讲座题目：An Approximation Method for Risk Aggregations and Capital Allocation Rules Based on Additive Risk Factor Models
Risk aggregation is a pervasive issue in finance and insurance. In the context of additive risk factor models, the quantities of interest related to aggregation are determined by individual risk factors and interdependence within the summation. In the majority of cases, the aggregation is influenced by one or more common factors---such as geography, inflation or economic environment---as well as certain idiosyncratic characteristics. Due to such multivariate complexity, the joint distribution of the summands is usually out of reach and the probability distribution of the aggregation is either too difficult to specify or cumbersome to work with. Consequently, abundant literature delves into finding accurate approximations that are practical and tractable to compute the quantities of interests. One successful approximation is the aggregation's lower bounds in the sense of convex order. In particular, the so-called maximal variance convex lower bound has been shown both precise and tractable, especially for the sum of follow lognormal distributed random variables.

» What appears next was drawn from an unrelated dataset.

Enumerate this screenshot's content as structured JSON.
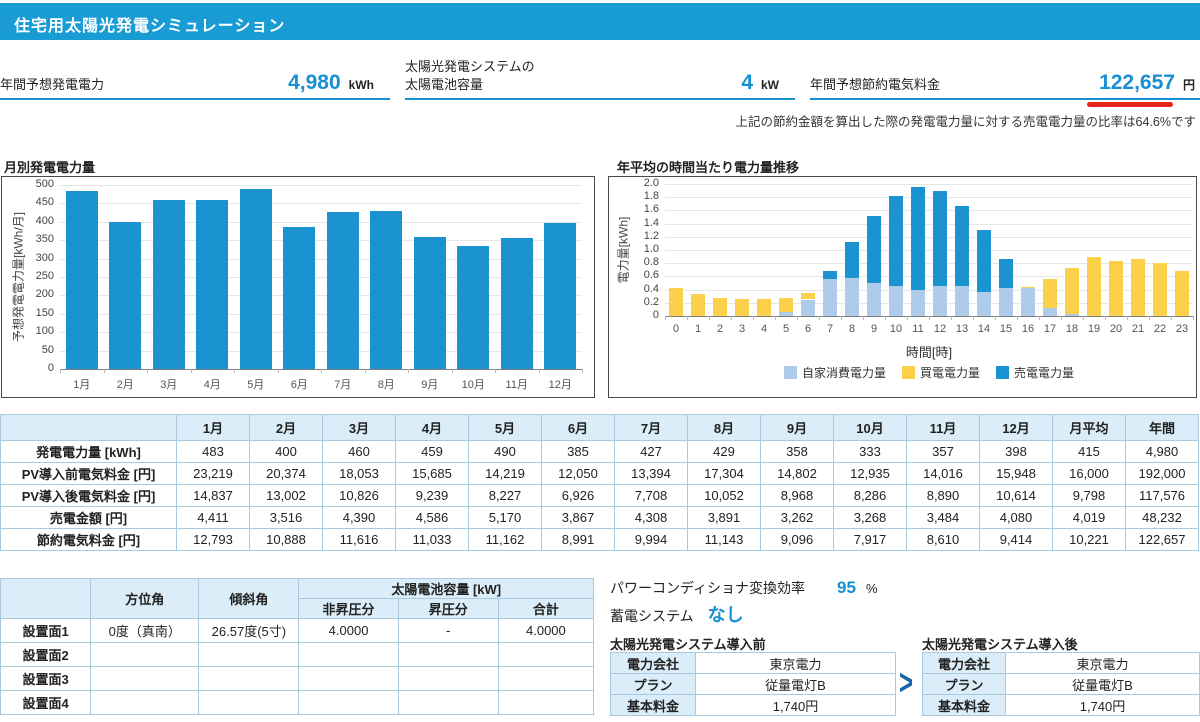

In this paper, we develop the convex lower bound approximation method for risk aggregations in the context of generalized Gamma distribution. Such method is preferable due to its tractability and analytical results, which facilitates straightforward computation of quantities and analysis of interest. We provide explicit solutions under the additive risk factor models based on this method. In particular, we work out an approximate CTE-based capital allocation rule. As another distinguishing contribution, we further consider a model with contingent risk factors and extend our method to this model. By doing so, we significantly extend the applicability of our method. We show that the approximation convex lower bound method is still valid despite of the additional randomness and complexity. Moreover, we conduct stress test to show that the approximate CTE capital allocation rule is very robust with respect with respect to various levels of the joint default rates of the model.
姚经, 应用经济学博士。比利时布鲁塞尔自由大学科研教授，比利时FWO科研基金研究员，以色列海法大学精算和风险管理研究中心研究员，比利时天主教鲁汶大学访问学者，电子科技大学客座副教授。主要研究方向包括风险管理，金融衍生品定价，最优投资组合，风险相依结构等方面。主持和参与科研基金项目三项并多次参加国际性学术会议并作报告，同时他也是欧洲相依结构在金融保险中的应用学术年会的组织者。他的部分研究成果发表在著名专业学术期刊上，如Insurance Mathematicas and Economics, ASTIN Bulletin, Quantitative Finance, European Journal of Finance, European Journal of Operational Research 等。